Il s'agit aussi de prendre conscience qu'en appeler au jugement de la communauté internationale impose nécessairement des limites à la fois aux faits accomplis par l'adversaire israélien et à ses propres objectifs. En l'occurrence, le mouvement national palestinien demande un Etat dans les frontières de 1967, comme cela a été établi par l'ONU : une ligne au-delà de laquelle on ne peut aller mais aussi en deçà de laquelle on ne peut reculer si on ne veut pas reculer indéfiniment.

Enfin cette ligne qui ne peut être imposée par la force ni à Israël, ni à la communauté internationale, doit être l'objet d'un consensus en Israël et impliquer l'administration américaine.

Tels sont le sens et le contenu de la stratégie « internationaliste » dont Yasser Arafat comprend la nécessité, les conditions et les conséquences. Il arrivera ainsi à Oslo, mais dans un rapport de forces international très défavorable. Il affrontera alors un processus de paix qui ne correspond pas à ce qu'il avait espéré ou escompté. En effet, ce processus ne reconnaîtra qu'un rôle subalterne à la communauté internationale et s'articulera sur une série de concessions que le maître du jeu - le pouvoir israélien - s'estimera libre, sans pressions extérieures, de faire ce qu'il voudra. Mais là aussi Yasser Arafat qui, grâce à Oslo, a pu réaliser un premier objectif essentiel, revenir sur sa terre de Palestine, sera amené à gérer un phénomène unique dans l'histoire des mouvements de libération : il lui faudra mener en même temps une stratégie de résistance contre l'oppression coloniale israélienne et un processus de construction de l'Etat avant la création de l'Etat et avant même de disposer d'une dimension territoriale stable. L'intransigeance d'Israël et l'absence de soutien de la communauté internationale provoquent la tragédie actuelle. Il en ressort un enseignement définitif pour Yasser Arafat que l'on peut synthétiser ainsi : Israël et Palestine ne peuvent ni gagner une guerre ni arriver à la paix par eux-mêmes ; d'où la nécessité d'une intervention décisive de l'extérieur pour l'imposer et la garantir.

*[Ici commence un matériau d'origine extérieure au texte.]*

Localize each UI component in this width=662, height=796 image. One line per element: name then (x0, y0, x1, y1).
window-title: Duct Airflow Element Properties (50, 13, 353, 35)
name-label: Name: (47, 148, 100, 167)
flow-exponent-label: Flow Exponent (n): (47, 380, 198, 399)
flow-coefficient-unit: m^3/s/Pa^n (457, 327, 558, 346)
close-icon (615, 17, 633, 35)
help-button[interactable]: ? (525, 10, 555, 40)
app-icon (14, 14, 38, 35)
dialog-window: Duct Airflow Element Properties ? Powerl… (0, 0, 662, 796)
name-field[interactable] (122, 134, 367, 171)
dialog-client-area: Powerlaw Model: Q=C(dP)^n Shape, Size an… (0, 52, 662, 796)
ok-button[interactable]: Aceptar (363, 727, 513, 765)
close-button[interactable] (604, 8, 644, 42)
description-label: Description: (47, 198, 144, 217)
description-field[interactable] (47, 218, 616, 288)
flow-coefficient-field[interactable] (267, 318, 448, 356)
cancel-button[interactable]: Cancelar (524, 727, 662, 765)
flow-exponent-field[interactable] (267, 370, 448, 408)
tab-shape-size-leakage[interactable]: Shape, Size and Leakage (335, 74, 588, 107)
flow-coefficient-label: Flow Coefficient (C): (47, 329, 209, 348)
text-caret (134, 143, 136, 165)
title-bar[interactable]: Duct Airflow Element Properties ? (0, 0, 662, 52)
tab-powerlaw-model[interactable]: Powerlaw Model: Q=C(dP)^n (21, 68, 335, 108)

Tel est l'héritage que nous lègue Yasser Arafat, ce pari auquel il a lié l'exercice de sa direction stratégique. En posant la reconnaissance du droit comme condition fondamentale pour la paix, en reconnaissant le droit au droit à son usurpateur lui-même, Yasser Arafat a donné au combat palestinien une valeur universelle. C'est pour cela que ce combat nous parle et mérite d'être soutenu et que l'interminable souffrance palestinienne doit devenir la crise de la conscience européenne.

Aujourd'hui c'est la question des élections en Palestine qui est l'occasion de mettre en œuvre cette stratégie. Notre première exigence est que soit garanti aux Palestiniens au moins le droit de choisir leurs représentants sans interférence. Seule une autonomie politique pleinement récupérée, y compris à travers un lien entre Palestiniens des territoires et ceux de la diaspora et des organisations en exil peut rouvrir une perspective pour mener à bien ce à quoi Yasser Arafat a consacré toute sa vie.